Lucas Industries Plc Business Information, Profile, and History
History of Lucas Industries Plc
Lucas Industries's automotive division, the basis of the company's activities since before 1910, accounts for nearly two-thirds of the company's turnover, and makes Lucas one of the ten largest suppliers of automotive components in Europe. In the 1990s, as in the 1900s, the key to Lucas's success is diversification--both through acquisitions, mostly overseas in recent times, and through developing new products. As recently as 1980 the company's chief products were batteries, lamps, and other electrical components for British motor cars. By 1990, its automotive division had survived the collapse of the British motor industry by moving into producing high-tech engine-management systems and braking systems for car companies all over the world, while its aerospace and industrial divisions are in the forefront of product innovation and cross-border joint ventures.
This enormous and diverse company has its origins in Birmingham, home of Joseph Lucas, one of the minor industrialists, or "little masters," whose enterprise characterized the city in the mid-19th century. His first business ventures were far removed from the sophistication and range of the Lucas Industries of today. Lucas began the 1860s as a dealer in hollowware such as buckets, shovels, and chamber pots, as well as paraffin. In 1875 Lucas founded the Tom Bowling Lamp Works, named after the ship's lamp which was its main product, and Joseph Lucas's business began to prosper. From about 1880 the management of the company passed increasingly into the hands of Joseph's son, Harry, and in that year Joseph Lucas received a patent for The King of the Road bicycle lamp that made the company's name and fortune. The partnership of Joseph Lucas & Son, set up in 1882, was vigorous in defending the patent against the numerous copies that appeared, and in expanding the range of goods offered in its catalogs, with the aim of supplying everything that cycle repairers and manufacturers might need. By 1897, when Joseph Lucas & Son was incorporated as a public company, it had achieved a leading position in this area and was ready to move into what Harry Lucas called "motoralities."
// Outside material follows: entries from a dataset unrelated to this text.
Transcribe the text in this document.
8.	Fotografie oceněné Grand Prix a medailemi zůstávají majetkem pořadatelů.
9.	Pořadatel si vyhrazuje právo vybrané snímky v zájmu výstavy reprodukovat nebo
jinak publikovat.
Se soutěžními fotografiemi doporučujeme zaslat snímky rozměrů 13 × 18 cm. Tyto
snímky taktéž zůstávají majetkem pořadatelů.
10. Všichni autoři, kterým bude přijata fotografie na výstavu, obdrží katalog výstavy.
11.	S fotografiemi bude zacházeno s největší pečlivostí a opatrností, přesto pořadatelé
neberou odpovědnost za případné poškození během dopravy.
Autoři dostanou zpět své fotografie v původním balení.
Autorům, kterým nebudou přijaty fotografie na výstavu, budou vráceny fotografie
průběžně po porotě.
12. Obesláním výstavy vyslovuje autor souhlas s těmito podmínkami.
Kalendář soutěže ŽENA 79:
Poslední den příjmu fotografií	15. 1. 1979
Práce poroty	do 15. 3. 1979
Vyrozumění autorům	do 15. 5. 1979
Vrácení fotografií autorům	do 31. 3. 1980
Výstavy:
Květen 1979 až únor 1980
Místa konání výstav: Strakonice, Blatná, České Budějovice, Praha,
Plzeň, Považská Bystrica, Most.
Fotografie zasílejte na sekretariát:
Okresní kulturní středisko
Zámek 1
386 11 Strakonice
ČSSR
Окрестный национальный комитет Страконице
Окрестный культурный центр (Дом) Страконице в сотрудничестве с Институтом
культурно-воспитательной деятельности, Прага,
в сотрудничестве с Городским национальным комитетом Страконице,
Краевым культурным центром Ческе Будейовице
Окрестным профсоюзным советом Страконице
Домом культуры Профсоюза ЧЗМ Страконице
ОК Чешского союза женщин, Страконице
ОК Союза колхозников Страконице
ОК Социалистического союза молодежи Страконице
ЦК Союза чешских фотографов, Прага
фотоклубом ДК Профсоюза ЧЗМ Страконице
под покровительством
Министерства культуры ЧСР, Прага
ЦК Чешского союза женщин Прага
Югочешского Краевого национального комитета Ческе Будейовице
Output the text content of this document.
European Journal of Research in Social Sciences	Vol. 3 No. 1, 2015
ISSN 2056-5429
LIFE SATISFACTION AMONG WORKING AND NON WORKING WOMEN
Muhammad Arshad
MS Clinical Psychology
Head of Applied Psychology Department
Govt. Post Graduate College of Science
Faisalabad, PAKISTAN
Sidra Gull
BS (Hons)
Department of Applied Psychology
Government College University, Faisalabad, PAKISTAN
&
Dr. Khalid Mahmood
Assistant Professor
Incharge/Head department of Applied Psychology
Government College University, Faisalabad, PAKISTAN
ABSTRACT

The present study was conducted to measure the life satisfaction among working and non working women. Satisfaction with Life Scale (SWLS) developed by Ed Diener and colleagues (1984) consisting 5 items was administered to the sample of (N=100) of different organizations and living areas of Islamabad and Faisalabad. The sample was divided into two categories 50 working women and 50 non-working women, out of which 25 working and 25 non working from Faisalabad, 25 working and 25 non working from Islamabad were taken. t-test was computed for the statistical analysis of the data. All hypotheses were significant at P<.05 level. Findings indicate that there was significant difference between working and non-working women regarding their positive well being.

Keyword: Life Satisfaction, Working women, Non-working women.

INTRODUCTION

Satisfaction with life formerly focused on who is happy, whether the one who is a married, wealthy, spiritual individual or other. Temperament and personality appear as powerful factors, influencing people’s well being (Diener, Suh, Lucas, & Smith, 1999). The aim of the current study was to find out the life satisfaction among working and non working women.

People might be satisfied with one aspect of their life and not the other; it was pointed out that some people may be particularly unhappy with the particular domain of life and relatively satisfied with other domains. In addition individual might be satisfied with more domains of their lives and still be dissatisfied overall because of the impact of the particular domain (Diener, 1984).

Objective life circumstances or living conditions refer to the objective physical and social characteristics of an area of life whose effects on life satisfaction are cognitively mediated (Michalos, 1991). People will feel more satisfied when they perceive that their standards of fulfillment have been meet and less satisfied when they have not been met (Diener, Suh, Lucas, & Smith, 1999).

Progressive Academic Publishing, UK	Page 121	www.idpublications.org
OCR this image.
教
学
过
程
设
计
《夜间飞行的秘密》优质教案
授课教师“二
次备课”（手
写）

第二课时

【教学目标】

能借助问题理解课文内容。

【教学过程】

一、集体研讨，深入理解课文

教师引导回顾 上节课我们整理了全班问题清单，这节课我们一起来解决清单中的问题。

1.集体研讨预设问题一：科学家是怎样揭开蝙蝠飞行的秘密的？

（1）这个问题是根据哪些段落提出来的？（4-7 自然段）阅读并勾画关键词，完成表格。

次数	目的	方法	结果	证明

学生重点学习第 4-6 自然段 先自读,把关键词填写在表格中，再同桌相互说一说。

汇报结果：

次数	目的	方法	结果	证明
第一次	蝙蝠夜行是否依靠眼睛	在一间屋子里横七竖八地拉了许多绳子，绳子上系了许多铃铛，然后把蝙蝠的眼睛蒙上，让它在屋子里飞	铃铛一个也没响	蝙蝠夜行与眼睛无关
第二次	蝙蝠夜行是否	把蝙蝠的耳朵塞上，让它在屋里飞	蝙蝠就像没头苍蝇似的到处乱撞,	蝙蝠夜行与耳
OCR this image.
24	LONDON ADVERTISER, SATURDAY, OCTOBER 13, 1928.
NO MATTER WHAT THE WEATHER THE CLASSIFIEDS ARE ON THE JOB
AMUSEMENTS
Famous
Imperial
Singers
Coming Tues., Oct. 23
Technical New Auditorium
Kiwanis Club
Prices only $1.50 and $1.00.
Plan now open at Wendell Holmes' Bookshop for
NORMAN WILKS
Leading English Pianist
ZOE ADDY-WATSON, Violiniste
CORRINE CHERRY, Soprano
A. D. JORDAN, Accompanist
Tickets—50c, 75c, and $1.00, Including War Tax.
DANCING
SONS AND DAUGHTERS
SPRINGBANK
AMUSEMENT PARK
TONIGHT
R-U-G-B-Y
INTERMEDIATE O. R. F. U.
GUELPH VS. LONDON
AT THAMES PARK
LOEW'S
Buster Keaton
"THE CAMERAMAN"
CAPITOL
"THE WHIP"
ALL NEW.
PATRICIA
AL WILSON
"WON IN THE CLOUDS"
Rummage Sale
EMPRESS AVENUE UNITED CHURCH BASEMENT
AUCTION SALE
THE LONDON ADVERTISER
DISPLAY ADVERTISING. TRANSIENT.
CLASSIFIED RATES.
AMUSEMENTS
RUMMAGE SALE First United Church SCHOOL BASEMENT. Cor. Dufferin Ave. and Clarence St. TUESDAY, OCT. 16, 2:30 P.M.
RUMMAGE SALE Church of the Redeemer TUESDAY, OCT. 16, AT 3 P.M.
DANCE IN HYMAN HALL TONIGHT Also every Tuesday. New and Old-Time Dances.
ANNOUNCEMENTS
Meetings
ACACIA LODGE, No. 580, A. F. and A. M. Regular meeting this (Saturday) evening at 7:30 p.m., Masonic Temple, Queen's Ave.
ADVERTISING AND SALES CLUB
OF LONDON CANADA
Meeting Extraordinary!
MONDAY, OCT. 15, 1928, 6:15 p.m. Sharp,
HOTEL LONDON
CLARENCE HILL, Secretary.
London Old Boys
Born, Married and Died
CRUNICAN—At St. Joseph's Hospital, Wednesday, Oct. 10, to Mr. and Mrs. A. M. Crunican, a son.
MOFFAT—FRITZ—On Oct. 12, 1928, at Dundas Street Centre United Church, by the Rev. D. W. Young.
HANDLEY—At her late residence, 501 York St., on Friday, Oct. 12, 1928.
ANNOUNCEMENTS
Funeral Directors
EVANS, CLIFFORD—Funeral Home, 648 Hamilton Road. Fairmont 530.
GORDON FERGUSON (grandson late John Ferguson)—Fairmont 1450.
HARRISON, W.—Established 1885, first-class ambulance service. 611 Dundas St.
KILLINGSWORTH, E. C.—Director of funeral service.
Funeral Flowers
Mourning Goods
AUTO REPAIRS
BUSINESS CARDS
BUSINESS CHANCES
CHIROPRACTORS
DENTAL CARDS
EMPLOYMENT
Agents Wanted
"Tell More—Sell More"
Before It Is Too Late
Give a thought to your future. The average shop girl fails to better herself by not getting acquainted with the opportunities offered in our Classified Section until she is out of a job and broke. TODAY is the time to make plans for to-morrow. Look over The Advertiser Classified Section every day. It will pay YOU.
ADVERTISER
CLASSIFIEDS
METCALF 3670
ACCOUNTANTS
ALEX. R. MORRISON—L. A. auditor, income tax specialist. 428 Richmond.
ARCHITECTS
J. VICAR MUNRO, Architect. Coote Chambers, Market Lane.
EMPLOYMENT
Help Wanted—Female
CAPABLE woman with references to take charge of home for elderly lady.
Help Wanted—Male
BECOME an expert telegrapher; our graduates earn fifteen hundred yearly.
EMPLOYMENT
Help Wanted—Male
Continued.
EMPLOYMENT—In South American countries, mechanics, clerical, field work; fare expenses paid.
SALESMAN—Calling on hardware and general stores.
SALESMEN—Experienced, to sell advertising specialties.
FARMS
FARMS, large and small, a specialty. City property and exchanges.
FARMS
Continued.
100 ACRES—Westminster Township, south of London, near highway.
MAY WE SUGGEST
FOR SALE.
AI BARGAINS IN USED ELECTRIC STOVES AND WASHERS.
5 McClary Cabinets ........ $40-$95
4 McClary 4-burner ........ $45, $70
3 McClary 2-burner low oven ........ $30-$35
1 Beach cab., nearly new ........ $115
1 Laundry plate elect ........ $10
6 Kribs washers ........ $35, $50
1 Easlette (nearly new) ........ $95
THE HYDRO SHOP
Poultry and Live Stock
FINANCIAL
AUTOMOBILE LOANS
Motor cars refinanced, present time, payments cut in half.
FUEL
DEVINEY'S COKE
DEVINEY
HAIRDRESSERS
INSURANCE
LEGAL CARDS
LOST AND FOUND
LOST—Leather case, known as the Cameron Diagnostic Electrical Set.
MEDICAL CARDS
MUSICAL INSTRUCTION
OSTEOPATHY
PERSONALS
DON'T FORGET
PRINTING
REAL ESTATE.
In its growth from a small family firm into a household name, Lucas resembled other West Midlands enterprises of the day, such as Cadbury Brothers, GKN, and Austin Motor Company. Lucas also benefited from being in the right place at the right time. As the 20th century began, motor manufacturers found that companies already established in the Midlands were well able to supply the components they needed, so, unlike elsewhere, there was no development toward vertical integration. Lucas made itself indispensible to the British motor industry from its creation, and from this early stage continued to benefit from economies of scale.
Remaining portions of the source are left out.